Helene Jensen (Phyllis Thaxter) has just arrived at the women’s penitentiary. She’s a meek housewife who was convicted of manslaughter after she killed a child in a traffic accident. She is befriended by Brenda (Jan Sterling), an old hand who is just about to start yet another prison sentence.
Helene can’t cope with life in prison. She goes from one hysterical episode to another. The prison doctor, Dr Crane (Howard Duff) feels sorry for her, but then he feels sorry for all the prisoners. He’s one of those people who spends his whole life feeling sorry for people but he reserves most of his pity for people who don’t deserve it.
The women’s prison is separated by a wall from a men’s prison, and one of the male prisoners has found a way to get into the women’s prison. Glen Burton’s wife is in the women’s prison and he wants to get a message to her, a message so important that it has to be delivered personally.
Meanwhile Helene is still getting hysterical and spends most of her time in the infirmary.
The women’s prison is run by Amelia van Zandt (Ida Lupino). She’s the stereotypical wicked sadistic prison warden. She and Dr Crane have had many confrontations about the treatment of prisoners. Things come to a head when it is discovered than Glen Burton’s wife Jane is pregnant. This is embarrassing for the prison authorities since she has been behind bars for the last two years. Warden Brock (from the men’s prison) and Amelia van Zandt have to discover how Glen Burton got into the women’s section. In trying to get the information from Jane Burton van Zandt gets a bit carried away and after being slapped a couple of times Jane promptly collapses.

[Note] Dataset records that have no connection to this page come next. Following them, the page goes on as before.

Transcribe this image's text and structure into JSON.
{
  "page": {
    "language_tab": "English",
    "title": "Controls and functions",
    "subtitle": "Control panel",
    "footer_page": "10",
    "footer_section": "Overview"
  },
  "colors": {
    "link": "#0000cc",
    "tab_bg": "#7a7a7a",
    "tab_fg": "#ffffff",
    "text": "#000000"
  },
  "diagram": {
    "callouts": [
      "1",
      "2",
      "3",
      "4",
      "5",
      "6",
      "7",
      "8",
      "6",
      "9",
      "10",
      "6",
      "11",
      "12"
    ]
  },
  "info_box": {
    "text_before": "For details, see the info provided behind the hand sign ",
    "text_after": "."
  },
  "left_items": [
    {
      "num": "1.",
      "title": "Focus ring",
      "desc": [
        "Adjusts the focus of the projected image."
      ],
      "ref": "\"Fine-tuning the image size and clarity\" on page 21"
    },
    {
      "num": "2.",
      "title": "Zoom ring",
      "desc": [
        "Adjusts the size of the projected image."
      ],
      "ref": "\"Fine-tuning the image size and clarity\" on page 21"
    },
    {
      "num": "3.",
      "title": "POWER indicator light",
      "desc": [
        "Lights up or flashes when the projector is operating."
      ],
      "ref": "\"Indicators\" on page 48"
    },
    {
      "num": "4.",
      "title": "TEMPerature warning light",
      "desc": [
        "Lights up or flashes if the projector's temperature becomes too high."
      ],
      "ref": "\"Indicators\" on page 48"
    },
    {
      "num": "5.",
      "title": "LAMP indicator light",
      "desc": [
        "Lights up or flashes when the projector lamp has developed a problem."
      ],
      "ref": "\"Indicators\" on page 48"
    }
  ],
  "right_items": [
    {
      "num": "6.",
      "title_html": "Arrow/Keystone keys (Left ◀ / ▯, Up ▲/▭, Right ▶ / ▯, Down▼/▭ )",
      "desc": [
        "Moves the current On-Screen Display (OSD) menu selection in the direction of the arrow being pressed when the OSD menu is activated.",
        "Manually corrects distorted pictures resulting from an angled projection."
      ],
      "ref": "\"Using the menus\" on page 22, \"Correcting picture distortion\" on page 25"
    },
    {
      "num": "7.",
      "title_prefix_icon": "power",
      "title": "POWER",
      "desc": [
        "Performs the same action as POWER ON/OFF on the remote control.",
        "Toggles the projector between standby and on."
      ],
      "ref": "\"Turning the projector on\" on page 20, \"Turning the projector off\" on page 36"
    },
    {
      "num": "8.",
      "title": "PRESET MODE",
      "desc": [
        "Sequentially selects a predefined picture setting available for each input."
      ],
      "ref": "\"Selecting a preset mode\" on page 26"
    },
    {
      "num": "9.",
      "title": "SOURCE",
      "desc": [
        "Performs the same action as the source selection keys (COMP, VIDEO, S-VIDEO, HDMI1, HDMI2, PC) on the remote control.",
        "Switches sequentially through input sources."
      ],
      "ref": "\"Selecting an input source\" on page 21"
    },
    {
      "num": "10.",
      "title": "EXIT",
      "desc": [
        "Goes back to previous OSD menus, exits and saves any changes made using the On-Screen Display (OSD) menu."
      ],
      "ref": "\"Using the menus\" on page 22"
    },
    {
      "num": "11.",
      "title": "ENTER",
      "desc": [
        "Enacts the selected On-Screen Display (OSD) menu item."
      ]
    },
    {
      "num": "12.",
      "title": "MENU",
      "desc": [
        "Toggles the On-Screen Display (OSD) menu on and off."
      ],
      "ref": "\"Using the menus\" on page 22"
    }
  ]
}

When the women prisoners find out about Jane Burton they start a riot, which threatens to get out of control and leave the prisoners in charge of the prison.
There’s not a single character in this movie who feels real. They are all stereotypes. The prisoners are all good while the authorities running the prison are all bad. Ida Lupino does the best she can but her character is such a two-dimensional villain and the entire movie is so phony there’s little she can do. It’s a complete waste of a fine actress.
Howard Duff has an even more thankless role as Dr Crane. Dr Crane is a smarmy, smug, self-satisfied bleeding heart and that’s how Duff plays him. He’s irritating beyond belief.
Cleo Moore and Jan Sterling play sympathetic prisoners but again they’re mere stereotypes. They’re the victims of a wicked oppressive system. Phyllis Thaxter is excruciating as Helene Jensen. If only Helene could stop feeling sorry for herself and give some thought to the parents of the child she killed we might be able to respect her but the script never even suggests such a thought. We’re simply supposed to pity her as another victim of an oppressive system.
The entire movie is one long bleeding heart sob story about the inhumanity of the system, and of course no mention is made of the price that victims of crime have to pay. The movie makes it plain that we’re supposed to be on the side of the prisoners but conveniently it forgets to mention the trail of misery that criminals leave behind them.
Lewis Seiler directed this mess and shows no signs of inspiration or imagination. There’s nothing even vaguely noirish about the visual style of the film.
This movie is included in Sony’s Bad Girls of Noir volume 2 DVD set. It’s an acceptable print although it is rather grainy. There are no extras.
By no stretch of the imagination can Women’s Prison be considered a film noir. It is a social problem message movie, and it’s one of the most annoying and heavy-handed examples of that genre ever made. This is simplistic rubbish that tries to manipulate the viewer into an emotional response. This is a movie to be avoided at all costs.